My LSAT Study Schedule

Once I finally decided to go to law school, my first step was to begin studying for the LSAT.

Cue the scary music.

It's a big task to take on, and I sat down to figure out how I would go about it, mainly through a search on Pinterest and Google. Unfortunately, it seemed to me that if I wanted to do any guided studying or take a class, I would have to shell out a ton of money for it. Because I planned on paying for everything on my own, I knew I wouldn't be able to go that route.

My Materials

After signing up for the LSAT on the LSAC website, I noticed that there was a collaboration between LSAC and Khan Academy for free LSAT practice, so I immediately hopped on that opportunity. Following a practice test to see where my baseline was, I set my goal score and scheduled an hour of practice questions to go through every day. There is also a section on the Khan Academy website with lessons to go through, from written ones to video walkthroughs of questions.

When I first began using Khan Academy, I really liked it. Depending on where you are in your studies, you can change the difficulty of the questions, and it puts the question types that you need to work on the most at the top of your list, which is really helpful. After answering each question, whether you get it right or wrong, explanations for why an answer is correct or incorrect. That's one of my favorite parts of Khan Academy because I can see exactly where I went wrong with my thinking.

I also like the lessons as well, especially the video ones. Most of them were narrated by different people, so you could see various ways to go about solving the problems.

While I do like some aspects of Khan Academy, my one issue with it is that after you've been using it for a while, it can become repetitive. Once you learn the answer to a question, you can usually remember it later on. This complaint might not be warranted, though, because I have been using it since June, and that might make it inevitable to always receive new questions.

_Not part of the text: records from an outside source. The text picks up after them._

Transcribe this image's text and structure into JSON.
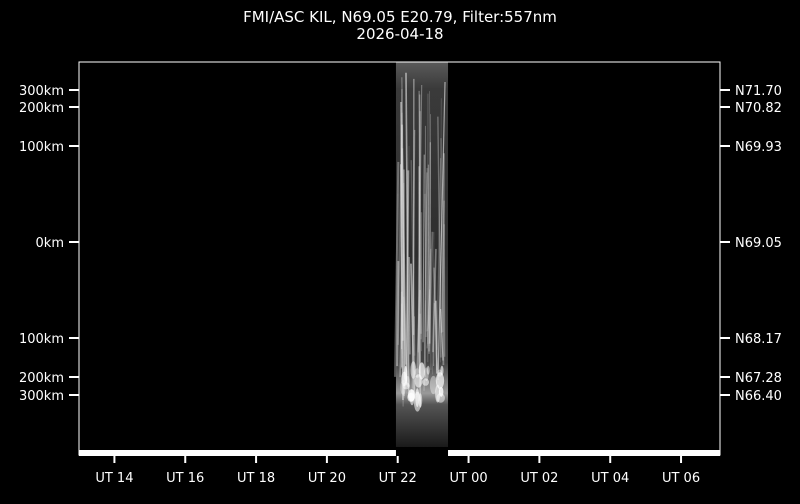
{
  "chart_data": {
    "type": "heatmap",
    "title": "FMI/ASC KIL, N69.05 E20.79, Filter:557nm",
    "subtitle": "2026-04-18",
    "xlabel": "",
    "ylabel": "",
    "x_range_hours": [
      13.0,
      31.1
    ],
    "x_ticks": [
      {
        "hour": 14,
        "label": "UT 14"
      },
      {
        "hour": 16,
        "label": "UT 16"
      },
      {
        "hour": 18,
        "label": "UT 18"
      },
      {
        "hour": 20,
        "label": "UT 20"
      },
      {
        "hour": 22,
        "label": "UT 22"
      },
      {
        "hour": 24,
        "label": "UT 00"
      },
      {
        "hour": 26,
        "label": "UT 02"
      },
      {
        "hour": 28,
        "label": "UT 04"
      },
      {
        "hour": 30,
        "label": "UT 06"
      }
    ],
    "y_ticks_left": [
      "300km",
      "200km",
      "100km",
      "0km",
      "100km",
      "200km",
      "300km"
    ],
    "y_ticks_right": [
      "N71.70",
      "N70.82",
      "N69.93",
      "N69.05",
      "N68.17",
      "N67.28",
      "N66.40"
    ],
    "y_tick_latitudes": [
      71.7,
      70.82,
      69.93,
      69.05,
      68.17,
      67.28,
      66.4
    ],
    "data_coverage_hours": [
      21.95,
      23.42
    ],
    "colormap": "grayscale",
    "grid": false,
    "colors": {
      "background": "#000000",
      "foreground": "#ffffff"
    }
  }
}
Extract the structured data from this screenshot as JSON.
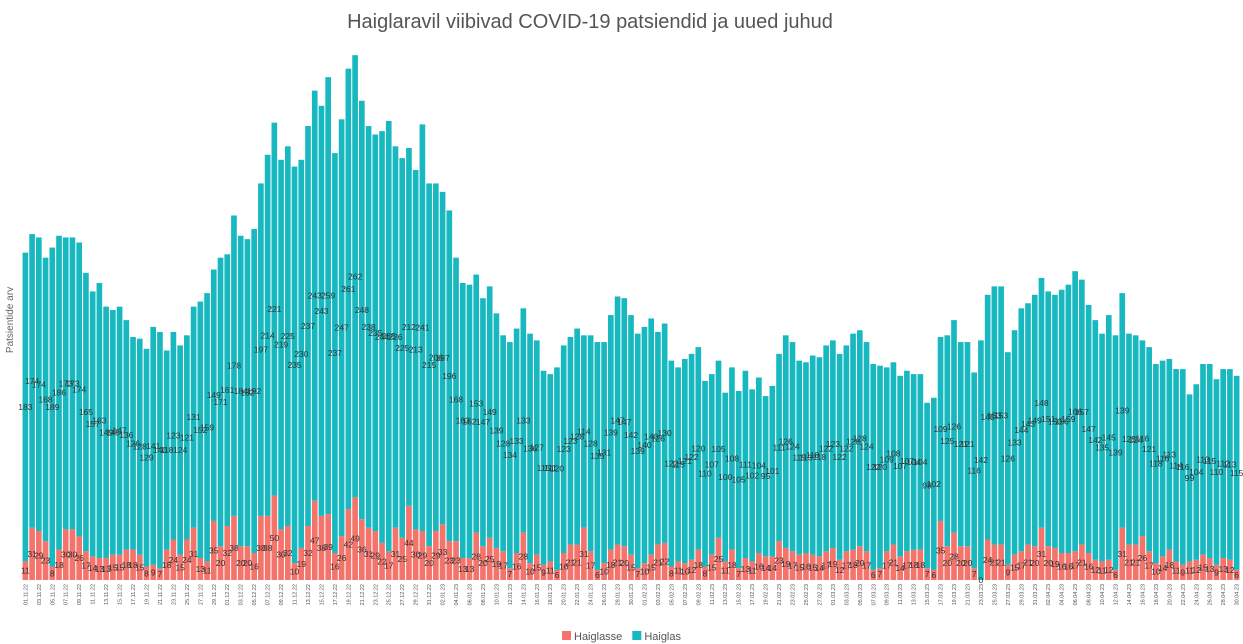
{
  "chart_data": {
    "type": "stacked_bar",
    "title": "Haiglaravil viibivad COVID-19 patsiendid ja uued juhud",
    "y_label": "Patsientide arv",
    "legend": "bottom",
    "ylim": [
      0,
      320
    ],
    "categories": [
      "01.11.22",
      null,
      "03.11.22",
      null,
      "05.11.22",
      null,
      "07.11.22",
      null,
      "09.11.22",
      null,
      "11.11.22",
      null,
      "13.11.22",
      null,
      "15.11.22",
      null,
      "17.11.22",
      null,
      "19.11.22",
      null,
      "21.11.22",
      null,
      "23.11.22",
      null,
      "25.11.22",
      null,
      "27.11.22",
      null,
      "29.11.22",
      null,
      "01.12.22",
      null,
      "03.12.22",
      null,
      "05.12.22",
      null,
      "07.12.22",
      null,
      "09.12.22",
      null,
      "11.12.22",
      null,
      "13.12.22",
      null,
      "15.12.22",
      null,
      "17.12.22",
      null,
      "19.12.22",
      null,
      "21.12.22",
      null,
      "23.12.22",
      null,
      "25.12.22",
      null,
      "27.12.22",
      null,
      "29.12.22",
      null,
      "31.12.22",
      null,
      "02.01.23",
      null,
      "04.01.23",
      null,
      "06.01.23",
      null,
      "08.01.23",
      null,
      "10.01.23",
      null,
      "12.01.23",
      null,
      "14.01.23",
      null,
      "16.01.23",
      null,
      "18.01.23",
      null,
      "20.01.23",
      null,
      "22.01.23",
      null,
      "24.01.23",
      null,
      "26.01.23",
      null,
      "28.01.23",
      null,
      "30.01.23",
      null,
      "01.02.23",
      null,
      "03.02.23",
      null,
      "05.02.23",
      null,
      "07.02.23",
      null,
      "09.02.23",
      null,
      "11.02.23",
      null,
      "13.02.23",
      null,
      "15.02.23",
      null,
      "17.02.23",
      null,
      "19.02.23",
      null,
      "21.02.23",
      null,
      "23.02.23",
      null,
      "25.02.23",
      null,
      "27.02.23",
      null,
      "01.03.23",
      null,
      "03.03.23",
      null,
      "05.03.23",
      null,
      "07.03.23",
      null,
      "09.03.23",
      null,
      "11.03.23",
      null,
      "13.03.23",
      null,
      "15.03.23",
      null,
      "17.03.23",
      null,
      "19.03.23",
      null,
      "21.03.23",
      null,
      "23.03.23",
      null,
      "25.03.23",
      null,
      "27.03.23",
      null,
      "29.03.23",
      null,
      "31.03.23",
      null,
      "02.04.23",
      null,
      "04.04.23",
      null,
      "06.04.23",
      null,
      "08.04.23",
      null,
      "10.04.23",
      null,
      "12.04.23",
      null,
      "14.04.23",
      null,
      "16.04.23",
      null,
      "18.04.23",
      null,
      "20.04.23",
      null,
      "22.04.23",
      null,
      "24.04.23",
      null,
      "26.04.23",
      null,
      "28.04.23",
      null,
      "30.04.23"
    ],
    "series": [
      {
        "name": "Haiglasse",
        "color": "#f4736b",
        "values": [
          11,
          31,
          29,
          23,
          8,
          18,
          30,
          30,
          26,
          17,
          14,
          13,
          13,
          15,
          15,
          18,
          18,
          15,
          8,
          9,
          7,
          18,
          24,
          15,
          24,
          31,
          13,
          11,
          35,
          20,
          32,
          38,
          20,
          20,
          16,
          38,
          38,
          50,
          30,
          32,
          10,
          19,
          32,
          47,
          38,
          39,
          16,
          26,
          42,
          49,
          36,
          31,
          29,
          22,
          17,
          31,
          25,
          44,
          30,
          29,
          20,
          29,
          33,
          23,
          23,
          13,
          13,
          28,
          20,
          25,
          19,
          17,
          7,
          16,
          28,
          10,
          15,
          9,
          11,
          6,
          16,
          21,
          21,
          31,
          17,
          6,
          10,
          18,
          21,
          20,
          15,
          7,
          10,
          15,
          21,
          22,
          8,
          11,
          10,
          12,
          18,
          8,
          15,
          25,
          11,
          18,
          7,
          13,
          11,
          16,
          14,
          14,
          23,
          19,
          17,
          15,
          16,
          15,
          14,
          17,
          19,
          12,
          17,
          18,
          20,
          17,
          6,
          7,
          17,
          21,
          14,
          17,
          18,
          18,
          7,
          6,
          35,
          20,
          28,
          20,
          20,
          7,
          0,
          24,
          21,
          21,
          9,
          15,
          17,
          21,
          20,
          31,
          20,
          19,
          16,
          16,
          17,
          21,
          16,
          12,
          11,
          12,
          6,
          31,
          21,
          21,
          26,
          17,
          10,
          14,
          18,
          11,
          9,
          11,
          12,
          15,
          13,
          9,
          13,
          12,
          6
        ]
      },
      {
        "name": "Haiglas",
        "color": "#17b8c0",
        "values": [
          183,
          174,
          174,
          168,
          189,
          186,
          173,
          173,
          174,
          165,
          157,
          163,
          149,
          145,
          147,
          136,
          126,
          128,
          129,
          141,
          140,
          118,
          123,
          124,
          121,
          131,
          152,
          159,
          149,
          171,
          161,
          178,
          184,
          182,
          192,
          197,
          214,
          221,
          219,
          225,
          235,
          230,
          237,
          243,
          243,
          259,
          237,
          247,
          261,
          262,
          248,
          238,
          235,
          244,
          255,
          226,
          225,
          212,
          213,
          241,
          215,
          206,
          197,
          196,
          168,
          163,
          162,
          153,
          147,
          149,
          139,
          128,
          134,
          133,
          133,
          136,
          127,
          115,
          111,
          120,
          123,
          123,
          128,
          114,
          128,
          135,
          131,
          139,
          147,
          147,
          142,
          139,
          140,
          140,
          126,
          130,
          122,
          115,
          121,
          122,
          120,
          110,
          107,
          105,
          100,
          108,
          105,
          111,
          102,
          104,
          95,
          101,
          111,
          126,
          124,
          115,
          113,
          118,
          118,
          122,
          123,
          122,
          122,
          128,
          128,
          124,
          122,
          120,
          109,
          108,
          107,
          107,
          104,
          104,
          98,
          102,
          109,
          125,
          126,
          121,
          121,
          116,
          142,
          145,
          153,
          153,
          126,
          133,
          144,
          143,
          149,
          148,
          151,
          150,
          156,
          159,
          166,
          157,
          147,
          142,
          135,
          145,
          139,
          139,
          125,
          124,
          116,
          121,
          118,
          116,
          113,
          114,
          116,
          99,
          104,
          113,
          115,
          110,
          112,
          113,
          115
        ]
      }
    ]
  }
}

In addition to Khan Academy, I have several books of LSAT preptests and the three Powerscore LSAT bibles. Like I mentioned above, I'm trying to to this on a bit of a budget, so I wasn't expecting to have this many preptests to do. But, I was lucky enough to borrow them from a friend of mine and a friend of my mom's who is going to law school as well.

I think that the Powerscore books were monumental in how much I've improved over the past few months. They all do a great job of explaining test-taking strategies. I was most nervous about the logic games section when I first started studying, but I'm much more comfortable going through that section now.

Putting It All Together

With all of these elements, I began to feel overwhelmed. How was I going to go through all of this, and where would I even start? The best way for me to begin was to sit down and look through it all, and then put it all into a calendar.

I was lucky enough to find a printable calendar off Pinterest (aka my lifesaver) and sat down at the island in my kitchen to get to work.

I scheduled around two practice tests each week because I learned that the best way to prep for the LSAT is to take tests. Following the practice tests, I looked through my Powerscore bibles and figured out how many chapters I should go through each day in order to finish them off before the test, while also giving myself time to review just in case I wanted to go over anything more than once.

After I got all that together, I put it into the calendar printables I found and, now, they're hanging on my wall. I've been crossing off one day at a time, and it's kind of hard to believe the LSAT is in less than three weeks.

How did you decide how to study for the LSAT?